Math Museum Review

09 Mar 2014

Last Saturday I went to the Museum of Mathematics, across from Madison Square Park with Casey. The museum of math appears to be primarily a playground where parents bring their children to osmose math from pretty geometric shapes. It was a bit expensive, small, and broken. But it was also pretty fun.

Exhibits were generally interactive activities you could enjoy without thinking about much of anything besides “this is neat,” with explanations and history available at touchscreen kiosks. This idea is great – the museumgoer can be entertained for an hour while the seeds of neat ideas are planted, or can actively seek out an explanation if they’re curious.

The museum seemed very focused on geometric and topological topics in math - but it certainly did a terrific job of divorcing math from arithmetic, algebra and calculus, an important and worthwhile task.

I couldn’t help thinking of how much more I liked the MathWorks-sponsored math exhibit at the Boston Science museum - it presented neat ideas with more context, but was less interactive. But I think I learned less from it - I don’t remember any specific new ideas I left that exhibit with, beside feeling like I should do more math.

It also occurred to me that the annual ITP show might be neater too, for its interdisciplinary “everything is awesome” approach, but the average educational quality for me of each exhibit was much higher at the Math Museum.

Unfortunately there was a lot of ham-fisted teaching going on: I observed and directly experienced museum staff (probably mostly volunteers, all well-meaning) spouting lectures as though they were reading an interpretive sign. The advantage of a real person over a sign that you can truly engage and teach instead of lecture, and let the museum-goer drive the experience - but perhaps there’s no time for us to develop the sorts of relationship required for that kind of learning. The element of “bring your kids here so they’ll grow up to be smart,” which I’m sure permeates most museums, seemed particularly strong at MoMath. This made it particularly disappointing that while the museum essentially has free math tutors, I felt they were ineffective.

Some neat ideas from the museum:

  • There was a fun visualization of the relations of the relative pitches in chords: if we take a chord to be three pitches, we can change each pitch by one half step in either direction to create 6 chords to which this chord is connected. If we take a major chord like C E G, it’s one half step perturbation away from C minor (C E♭ G), C augmented (C E G♯), and 4 others, thereby forming a graph. If we allow relative transposition, we now have a smaller graph that looks like this:

    chords graph

    where the numbers represent the intervals. A major chord is in the middle; 4 half steps, then three more half steps. It was a new idea to me, so I found it cool, though the sound design of the interactive exhibit didn’t get the idea across particularly well.
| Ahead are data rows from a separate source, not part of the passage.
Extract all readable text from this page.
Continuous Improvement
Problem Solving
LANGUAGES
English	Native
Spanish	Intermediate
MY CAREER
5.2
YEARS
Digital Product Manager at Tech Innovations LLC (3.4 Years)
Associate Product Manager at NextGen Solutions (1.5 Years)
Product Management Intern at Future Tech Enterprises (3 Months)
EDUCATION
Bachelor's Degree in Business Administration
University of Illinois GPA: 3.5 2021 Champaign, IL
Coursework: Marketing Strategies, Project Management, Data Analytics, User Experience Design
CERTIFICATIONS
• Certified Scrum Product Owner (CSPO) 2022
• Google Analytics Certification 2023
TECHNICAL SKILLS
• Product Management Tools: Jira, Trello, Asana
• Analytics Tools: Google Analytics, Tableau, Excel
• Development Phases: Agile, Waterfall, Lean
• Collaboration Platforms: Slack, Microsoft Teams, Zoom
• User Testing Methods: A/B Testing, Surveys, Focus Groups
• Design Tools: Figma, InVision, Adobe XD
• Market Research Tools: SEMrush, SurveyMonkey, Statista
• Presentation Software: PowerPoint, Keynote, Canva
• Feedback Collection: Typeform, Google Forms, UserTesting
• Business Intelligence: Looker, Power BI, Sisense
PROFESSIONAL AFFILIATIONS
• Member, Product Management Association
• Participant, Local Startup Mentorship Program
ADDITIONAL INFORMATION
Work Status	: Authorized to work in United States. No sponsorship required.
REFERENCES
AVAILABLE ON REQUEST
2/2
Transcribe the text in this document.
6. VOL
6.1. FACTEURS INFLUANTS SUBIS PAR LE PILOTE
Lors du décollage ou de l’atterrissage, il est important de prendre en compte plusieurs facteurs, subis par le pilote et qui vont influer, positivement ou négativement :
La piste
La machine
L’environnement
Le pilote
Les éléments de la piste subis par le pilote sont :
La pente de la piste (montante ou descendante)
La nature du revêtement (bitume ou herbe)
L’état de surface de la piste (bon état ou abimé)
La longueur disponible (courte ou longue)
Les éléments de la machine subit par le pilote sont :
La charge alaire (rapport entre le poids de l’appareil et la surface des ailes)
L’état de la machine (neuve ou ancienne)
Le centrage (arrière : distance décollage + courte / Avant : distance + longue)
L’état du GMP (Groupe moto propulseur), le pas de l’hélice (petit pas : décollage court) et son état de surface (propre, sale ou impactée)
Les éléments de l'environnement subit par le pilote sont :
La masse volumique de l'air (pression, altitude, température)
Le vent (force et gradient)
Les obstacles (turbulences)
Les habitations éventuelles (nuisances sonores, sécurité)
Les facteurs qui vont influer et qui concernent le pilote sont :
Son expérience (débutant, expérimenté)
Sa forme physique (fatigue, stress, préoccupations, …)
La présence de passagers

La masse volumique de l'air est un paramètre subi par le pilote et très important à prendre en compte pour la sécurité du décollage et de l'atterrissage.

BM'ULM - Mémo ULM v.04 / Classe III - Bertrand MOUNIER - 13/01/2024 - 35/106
  • Catenary curves: they’re different from parabolas, but look similar. The seem more natural geometrically - if you don’t go straight to mechanics, your kid should learn these first. (But who am I kidding, of course if I were teaching small children I would teach mechanics first, regardless of what developmental psychology has to say about some ideas being more natural than others.) As an undergraduate physics major, I’m embarrassed to admit this I didn’t remember what the word meant at all from when I last learned about it.

    square wheeled bike

  • Fractal Tree - a really intuitive description of a fractal: take a picture of yourself, overlay it on your arms. Overlay each of those overlays' arms with yourself again, etc.